Habían pasado varios días. Ahora Thomas me evitaba y a Christian no le molestaba para nada que ya no tuviera contacto con su hermano.

Una mañana me desperté y cambié de ropa. El castaño y yo fuimos al restaurante. Me quedé paralizada al entrar y ver a un montón de gente gritando y sonriendo bajo un enorme letrero que decía:

Feliz cumpleaños, Lorena

– ¿Ya es junio? –pregunté creyendo que en realidad estaban celebrando mi cumpleaños y no el de la rubia.

– ¿Junio? –preguntó Christian riéndose– ¡No! ¡Es 13 de octubre! –mi corazón se cayó al suelo. Había pasado más tiempo secuestrada del que creía–. Vamos, siéntate. –caminamos a la mesa del centro y jaló una silla para que me pusiera ahí. Se sentó a lado de mí.

Empezaron a cantarme las mañanitas mientras el hombre calvo y delgado pasaba entre ellos cargando un pastel de chocolate con una vela en él. Miré la cobertura café sin saber muy bien qué hacer. Thomas llegó para sentarse frente a mí. Cuando finalizaron soplé la vela pero no se apagó. El pelinegro soltó una pequeña risa.

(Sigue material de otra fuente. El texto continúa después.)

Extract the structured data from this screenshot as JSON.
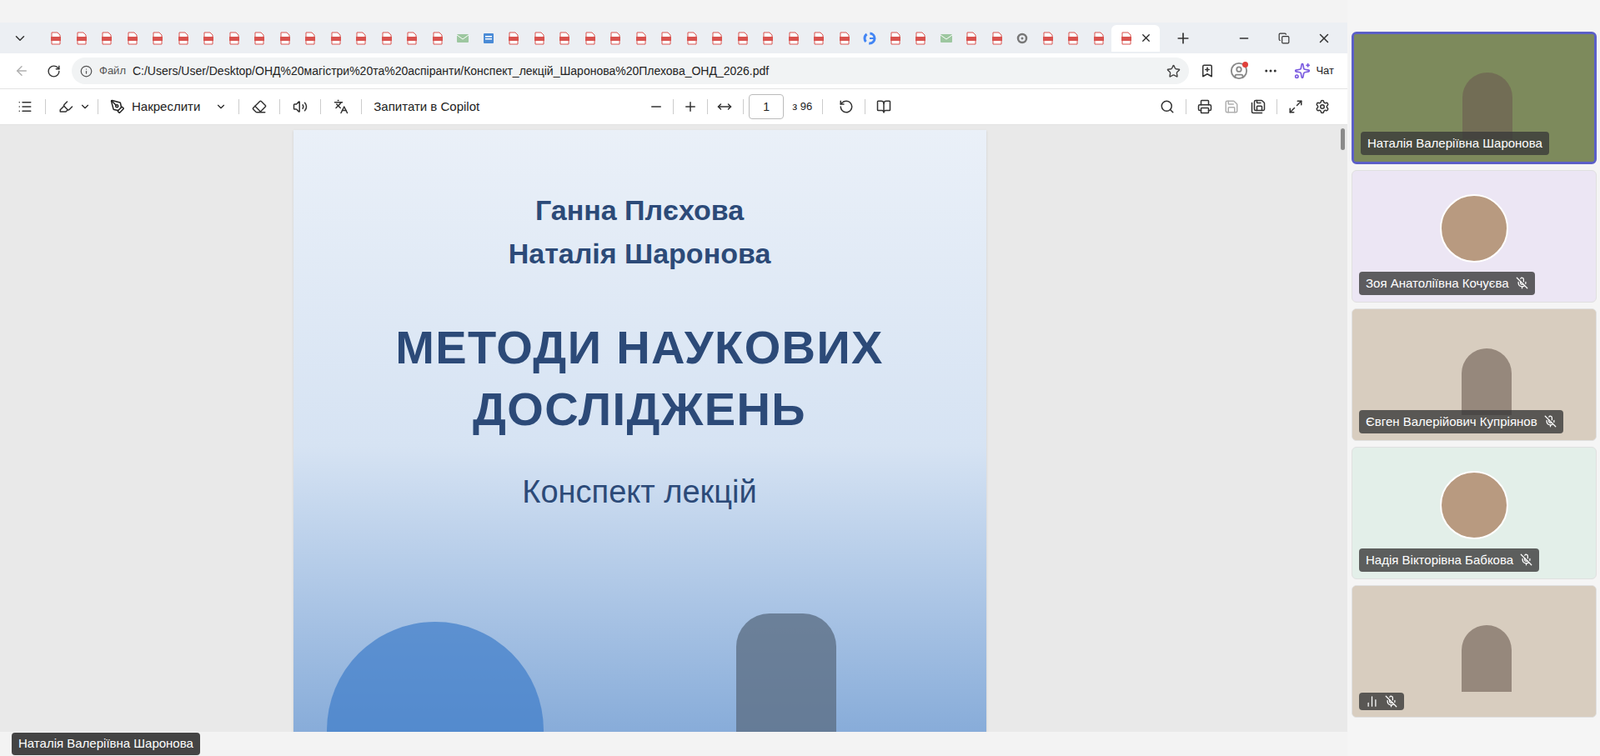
{
  "browser": {
    "tabs": [
      {
        "kind": "pdf",
        "selected": false
      },
      {
        "kind": "pdf",
        "selected": false
      },
      {
        "kind": "pdf",
        "selected": false
      },
      {
        "kind": "pdf",
        "selected": false
      },
      {
        "kind": "pdf",
        "selected": false
      },
      {
        "kind": "pdf",
        "selected": false
      },
      {
        "kind": "pdf",
        "selected": false
      },
      {
        "kind": "pdf",
        "selected": false
      },
      {
        "kind": "pdf",
        "selected": false
      },
      {
        "kind": "pdf",
        "selected": false
      },
      {
        "kind": "pdf",
        "selected": false
      },
      {
        "kind": "pdf",
        "selected": false
      },
      {
        "kind": "pdf",
        "selected": false
      },
      {
        "kind": "pdf",
        "selected": false
      },
      {
        "kind": "pdf",
        "selected": false
      },
      {
        "kind": "pdf",
        "selected": false
      },
      {
        "kind": "mail",
        "selected": false
      },
      {
        "kind": "docs",
        "selected": false
      },
      {
        "kind": "pdf",
        "selected": false
      },
      {
        "kind": "pdf",
        "selected": false
      },
      {
        "kind": "pdf",
        "selected": false
      },
      {
        "kind": "pdf",
        "selected": false
      },
      {
        "kind": "pdf",
        "selected": false
      },
      {
        "kind": "pdf",
        "selected": false
      },
      {
        "kind": "pdf",
        "selected": false
      },
      {
        "kind": "pdf",
        "selected": false
      },
      {
        "kind": "pdf",
        "selected": false
      },
      {
        "kind": "pdf",
        "selected": false
      },
      {
        "kind": "pdf",
        "selected": false
      },
      {
        "kind": "pdf",
        "selected": false
      },
      {
        "kind": "pdf",
        "selected": false
      },
      {
        "kind": "pdf",
        "selected": false
      },
      {
        "kind": "google",
        "selected": false
      },
      {
        "kind": "pdf",
        "selected": false
      },
      {
        "kind": "pdf",
        "selected": false
      },
      {
        "kind": "mail",
        "selected": false
      },
      {
        "kind": "pdf",
        "selected": false
      },
      {
        "kind": "pdf",
        "selected": false
      },
      {
        "kind": "tool",
        "selected": false
      },
      {
        "kind": "pdf",
        "selected": false
      },
      {
        "kind": "pdf",
        "selected": false
      },
      {
        "kind": "pdf",
        "selected": false
      },
      {
        "kind": "pdf",
        "selected": true
      }
    ],
    "address": {
      "scheme_label": "Файл",
      "url": "C:/Users/User/Desktop/ОНД%20магістри%20та%20аспіранти/Конспект_лекцій_Шаронова%20Плехова_ОНД_2026.pdf",
      "back_disabled": true
    },
    "chat_label": "Чат"
  },
  "pdf_toolbar": {
    "draw_label": "Накреслити",
    "copilot_label": "Запитати в Copilot",
    "page": "1",
    "page_total": "з 96",
    "save_disabled": true
  },
  "document": {
    "authors": [
      "Ганна Плєхова",
      "Наталія Шаронова"
    ],
    "title": [
      "МЕТОДИ НАУКОВИХ",
      "ДОСЛІДЖЕНЬ"
    ],
    "subtitle": "Конспект лекцій"
  },
  "presenter_label": "Наталія Валеріївна Шаронова",
  "participants": [
    {
      "name": "Наталія Валеріївна Шаронова",
      "kind": "video",
      "muted": false,
      "speaking": true,
      "signal": false,
      "color": "#7d8a5c"
    },
    {
      "name": "Зоя Анатоліївна Кочуєва",
      "kind": "avatar",
      "muted": true,
      "speaking": false,
      "signal": false,
      "color": "#ece6f4"
    },
    {
      "name": "Євген Валерійович Купріянов",
      "kind": "video",
      "muted": true,
      "speaking": false,
      "signal": false,
      "color": "#d8cdbf"
    },
    {
      "name": "Надія Вікторівна Бабкова",
      "kind": "avatar",
      "muted": true,
      "speaking": false,
      "signal": false,
      "color": "#e3efe9"
    },
    {
      "kind": "video",
      "muted": true,
      "speaking": false,
      "signal": true,
      "color": "#d8cdbf"
    }
  ]
}
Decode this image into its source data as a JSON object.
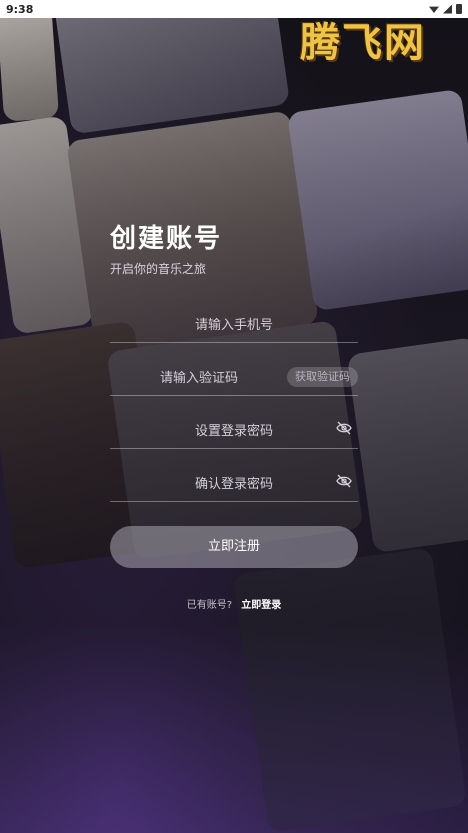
{
  "status_bar": {
    "time": "9:38"
  },
  "watermark": "腾飞网",
  "header": {
    "title": "创建账号",
    "subtitle": "开启你的音乐之旅"
  },
  "form": {
    "phone_placeholder": "请输入手机号",
    "code_placeholder": "请输入验证码",
    "get_code_label": "获取验证码",
    "password_placeholder": "设置登录密码",
    "confirm_placeholder": "确认登录密码"
  },
  "register_label": "立即注册",
  "footer": {
    "has_account": "已有账号?",
    "login_label": "立即登录"
  },
  "icons": {
    "password_toggle": "eye-off-icon",
    "confirm_toggle": "eye-off-icon"
  },
  "colors": {
    "watermark": "#f0c443",
    "accent_glow": "#5a3a8c"
  }
}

Volví a soplar y finalmente la llama se extinguió.

– ¡Mordida! ¡Mordida! –empezaron a gritar. Negué con la cabeza. Christian se puse de pie y colocó su mano en mi nuca dejándome saber que no tenía opción. Cerré los ojos con fuerza y lentamente acerqué mi rostro al pastel hasta que sentí el brusco empujón que me dio el castaño. Al abrir los ojos lo primero que hice fue buscar una servilleta para poder sacar el pastel que se había metido en mi nariz.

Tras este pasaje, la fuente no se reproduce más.